For many years, this bargain worked reasonably well. Aside from Israel, India and Pakistan, non-signatories to the NPT, the treaty helped to effectively stem the tide of nuclear proliferation, a realistic fear before its ratification. In addition, it allowed countries without access to sophisticated technology to acquire non-military nuclear power.
For a world dominated by two superpowers, able to keep their blocs in line, and a technological frontier that kept most countries from acquiring the bomb, it was the right treaty for the right time.
However, today’s world no longer conforms to these realities. For one, the bipolar world of the Cold War is long gone. We are witnessing the diffusion of global power and the rise of new major state actors all across the globe. In addition, this diffusion of power has also been accompanied by the spread of sophisticated technology. While the threshold for nuclear weapons is still high, it is falling rapidly.
Nuclear weapons provide obvious strategic and symbolic advantages to their possessors. Rising powers may very well decide that is in their national interest to acquire them. In the twenty-first century, this decision will no longer be dictated by technology, but by politics.

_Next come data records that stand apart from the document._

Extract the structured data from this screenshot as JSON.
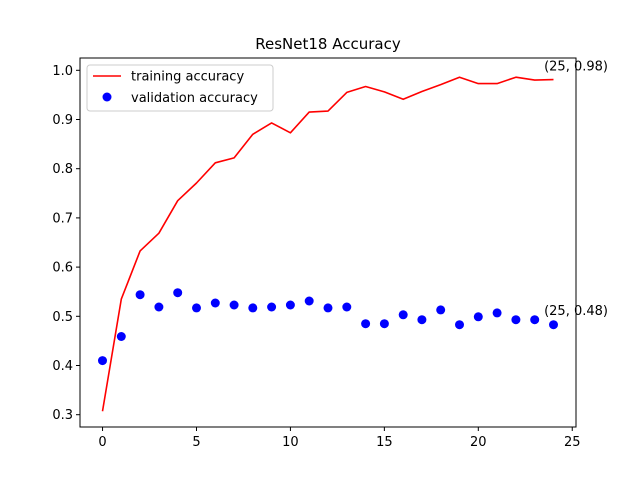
{
  "chart_data": {
    "type": "line",
    "title": "ResNet18 Accuracy",
    "xlabel": "",
    "ylabel": "",
    "xlim": [
      -1.2,
      25.2
    ],
    "ylim": [
      0.275,
      1.025
    ],
    "x_ticks": [
      0,
      5,
      10,
      15,
      20,
      25
    ],
    "y_ticks": [
      0.3,
      0.4,
      0.5,
      0.6,
      0.7,
      0.8,
      0.9,
      1.0
    ],
    "x_tick_labels": [
      "0",
      "5",
      "10",
      "15",
      "20",
      "25"
    ],
    "y_tick_labels": [
      "0.3",
      "0.4",
      "0.5",
      "0.6",
      "0.7",
      "0.8",
      "0.9",
      "1.0"
    ],
    "legend_position": "top-left",
    "grid": false,
    "x": [
      0,
      1,
      2,
      3,
      4,
      5,
      6,
      7,
      8,
      9,
      10,
      11,
      12,
      13,
      14,
      15,
      16,
      17,
      18,
      19,
      20,
      21,
      22,
      23,
      24
    ],
    "series": [
      {
        "name": "training accuracy",
        "style": "line",
        "color": "#ff0000",
        "values": [
          0.307,
          0.535,
          0.633,
          0.669,
          0.735,
          0.771,
          0.812,
          0.822,
          0.87,
          0.893,
          0.873,
          0.915,
          0.917,
          0.955,
          0.967,
          0.956,
          0.941,
          0.957,
          0.971,
          0.986,
          0.973,
          0.973,
          0.986,
          0.98,
          0.981
        ]
      },
      {
        "name": "validation accuracy",
        "style": "points",
        "color": "#0000ff",
        "values": [
          0.41,
          0.459,
          0.544,
          0.519,
          0.548,
          0.517,
          0.527,
          0.523,
          0.517,
          0.519,
          0.523,
          0.531,
          0.517,
          0.519,
          0.485,
          0.485,
          0.503,
          0.493,
          0.513,
          0.483,
          0.499,
          0.507,
          0.493,
          0.493,
          0.483
        ]
      }
    ],
    "annotations": [
      {
        "text": "(25, 0.98)",
        "x": 23.5,
        "y": 1.0
      },
      {
        "text": "(25, 0.48)",
        "x": 23.5,
        "y": 0.503
      }
    ]
  }
}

What’s more, the initial bargain of the NPT seems increasingly uneven. While the obligations of non-nuclear weapons states are strongly enforced in nearly all cases, nuclear powers have taken their responsibilities far more lightly.
For one, they no longer seem particularly keen on nuclear disarmament, and if they have cut their stockpiles of nuclear weapons, this has mostly occurred at the bilateral level between the United States and Russia in the START framework. This procrastination on disarmament risks increasingly eroding the legitimacy of the NPT and reduces the incentives to comply with its obligations. Indeed, India, a non-recognized nuclear weapons state, has refused to sign the treaty partly on the grounds that it divides countries into nuclear “haves” and “have-nots”. This assertion is not easy to dismiss.
Realistically, there are two options going forward if the global non-proliferation system is to have a future. On the one hand, nuclear powers could credibly commit to substantial reductions in their nuclear arsenals, in exchange for ever more stringent limits on nuclear technology applications in non-nuclear countries. This would uphold the original spirit of the NPT.
The other option would take into account certain realities of contemporary global politics, which would prove to be far more controversial. Nuclear war between the great powers, including the recognized nuclear powers as well as India, has become largely unthinkable. All of them have either official or de-facto no-first use policies, each country has taken extreme measures against accidental launches and political control of the military remains robust.
The real danger posed by nuclear weapons stems not from great powers using them against one another. Japan or Brazil acquiring nuclear weapons would not greatly increase the danger of nuclear war. The real danger stems from secondary powers, such as North Korea, Iran and Israel using them in a regional conflict.
A renewed global arms control system that acknowledges this reality may prove to be far more effective.